My most favored item is my grandma’s strainer. It’s really cool. It was her grandmother’s. It’s like 1901. It’s this really punched metal thing that looks like it’s been beaten up. But it’s my most treasured thing. If that was not in my kitchen, I don’t think I could function. It’s huge. It’s like the size of a large wok. It’s amazingly that big.
Name one ingredient you used to dislike but now you love.
Anchovies. I hated Anchovies as a kid, and I put them in everything now. Every salad dressing is gonna have anchovy in it. Sometimes I just…like pizza dough, like a flat bread. Put a little anchovy on it, and it’s just so good. It’s ridiculous, but like…and fish sauce. I didn’t like fish sauce and miso. Things like umami flavors that you can never even tell that they’re in a dish, but lend this nice blanket to kind of push up your flavor. So miso is definitely something that I did not like for a long time, but I’d put it in my chicken stock and it’s really nice. It brings a great flavor, and anchovies in my salad dressings.
What are a few cookbooks that make your life better?
There is one I’ve enjoyed and I look through it a lot, because it’s a seasonal cookbook. I think pretty much any seasonal cookbook really makes my life easier, because I know I can just switch to that season because we do eat very seasonally here. But there’s one called The Farm.
The Farm, that makes my life a lot easier. It’s very simple recipes, and it’s such a great story. I love cookbooks that have good stories. April Bloomfield cookbooks are wonderful. And The Flavor Bible is my bible. It does not leave my desk. It is with me wherever I go. For those who don’t know, it is this compilation of flavor pairings, basically anything. Any food, any flavor, any season. Reads like a dictionary. You just pick it up, go to the food you want and see what will pair. I think I use it on a daily basis.

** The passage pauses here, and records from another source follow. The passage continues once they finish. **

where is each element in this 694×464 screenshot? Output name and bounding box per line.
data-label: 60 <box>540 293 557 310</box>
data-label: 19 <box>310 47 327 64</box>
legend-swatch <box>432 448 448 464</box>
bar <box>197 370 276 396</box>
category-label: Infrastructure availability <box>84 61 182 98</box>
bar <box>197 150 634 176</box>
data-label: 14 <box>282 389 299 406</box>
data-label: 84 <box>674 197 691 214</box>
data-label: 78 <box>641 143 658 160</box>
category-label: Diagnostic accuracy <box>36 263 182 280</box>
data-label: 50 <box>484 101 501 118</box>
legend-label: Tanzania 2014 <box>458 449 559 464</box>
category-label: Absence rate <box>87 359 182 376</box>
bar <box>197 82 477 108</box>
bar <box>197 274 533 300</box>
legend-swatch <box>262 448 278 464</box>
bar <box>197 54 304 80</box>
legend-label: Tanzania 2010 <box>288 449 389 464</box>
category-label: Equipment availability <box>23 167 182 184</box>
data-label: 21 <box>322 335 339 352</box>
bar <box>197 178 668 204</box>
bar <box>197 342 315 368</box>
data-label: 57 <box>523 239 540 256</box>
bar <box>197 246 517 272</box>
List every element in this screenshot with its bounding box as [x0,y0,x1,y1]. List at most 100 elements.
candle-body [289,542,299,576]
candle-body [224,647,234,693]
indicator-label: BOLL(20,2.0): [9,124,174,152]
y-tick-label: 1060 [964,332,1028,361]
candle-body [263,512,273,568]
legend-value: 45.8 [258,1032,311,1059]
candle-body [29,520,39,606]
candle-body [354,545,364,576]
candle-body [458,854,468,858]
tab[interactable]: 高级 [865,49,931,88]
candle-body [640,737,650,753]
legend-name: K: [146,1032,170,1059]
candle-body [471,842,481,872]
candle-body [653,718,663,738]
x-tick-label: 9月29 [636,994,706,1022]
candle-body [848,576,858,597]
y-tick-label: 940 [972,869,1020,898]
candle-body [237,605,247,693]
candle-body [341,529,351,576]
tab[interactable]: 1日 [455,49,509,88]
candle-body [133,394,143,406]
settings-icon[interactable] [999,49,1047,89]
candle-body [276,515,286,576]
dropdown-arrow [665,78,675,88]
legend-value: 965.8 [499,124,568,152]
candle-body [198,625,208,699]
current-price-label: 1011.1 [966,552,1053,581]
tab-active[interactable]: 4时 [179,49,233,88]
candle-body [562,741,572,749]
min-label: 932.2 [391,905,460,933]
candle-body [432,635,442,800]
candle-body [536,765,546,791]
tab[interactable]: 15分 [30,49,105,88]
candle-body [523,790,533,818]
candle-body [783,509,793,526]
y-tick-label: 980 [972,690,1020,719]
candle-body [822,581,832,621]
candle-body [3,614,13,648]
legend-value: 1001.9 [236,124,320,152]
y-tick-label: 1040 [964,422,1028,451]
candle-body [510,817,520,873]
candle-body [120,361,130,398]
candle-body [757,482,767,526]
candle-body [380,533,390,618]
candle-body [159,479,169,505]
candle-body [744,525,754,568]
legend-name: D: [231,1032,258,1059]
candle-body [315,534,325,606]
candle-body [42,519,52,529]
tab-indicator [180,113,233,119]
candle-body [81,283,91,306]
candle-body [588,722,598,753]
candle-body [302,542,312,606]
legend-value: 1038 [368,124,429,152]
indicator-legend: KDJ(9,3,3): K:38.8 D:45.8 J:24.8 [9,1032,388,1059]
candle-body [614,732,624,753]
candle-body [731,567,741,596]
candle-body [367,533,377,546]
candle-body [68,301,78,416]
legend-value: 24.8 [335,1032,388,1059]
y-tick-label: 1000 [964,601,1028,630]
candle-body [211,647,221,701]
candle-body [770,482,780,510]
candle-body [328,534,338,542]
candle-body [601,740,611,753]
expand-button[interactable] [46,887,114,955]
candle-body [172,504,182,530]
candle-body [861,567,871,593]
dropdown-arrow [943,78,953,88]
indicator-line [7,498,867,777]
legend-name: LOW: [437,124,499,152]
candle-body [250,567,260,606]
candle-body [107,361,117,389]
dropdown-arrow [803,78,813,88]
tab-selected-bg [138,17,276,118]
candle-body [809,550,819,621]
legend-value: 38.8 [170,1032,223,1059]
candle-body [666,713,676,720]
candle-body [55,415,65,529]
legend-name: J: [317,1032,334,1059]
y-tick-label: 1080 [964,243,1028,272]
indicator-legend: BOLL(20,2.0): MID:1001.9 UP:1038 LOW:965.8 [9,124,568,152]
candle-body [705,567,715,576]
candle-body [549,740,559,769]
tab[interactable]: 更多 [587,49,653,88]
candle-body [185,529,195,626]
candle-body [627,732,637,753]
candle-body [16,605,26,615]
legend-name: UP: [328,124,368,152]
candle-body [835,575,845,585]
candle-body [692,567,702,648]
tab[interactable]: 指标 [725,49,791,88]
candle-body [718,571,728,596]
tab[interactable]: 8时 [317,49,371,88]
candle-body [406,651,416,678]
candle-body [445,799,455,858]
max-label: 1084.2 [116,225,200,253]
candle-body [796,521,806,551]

What song or album just makes you want to cook?
Everything, there is always music. Sometimes like I’ll have interns come in and they’re, you know…they put dance music on. I’m like, “Okay, it’s a dance day. Let’s do it.” But right now I’m listening to Nathaniel Rateliff & the Night Sweats, a lot of him right now. That just makes me want to cook. It’s like outrageous, kind of soul and got a beat. It depends on what I’m cooking, too. If it’s in the winter and it’s like a slow risotto, I get some Nina Simone or some Miles Davis.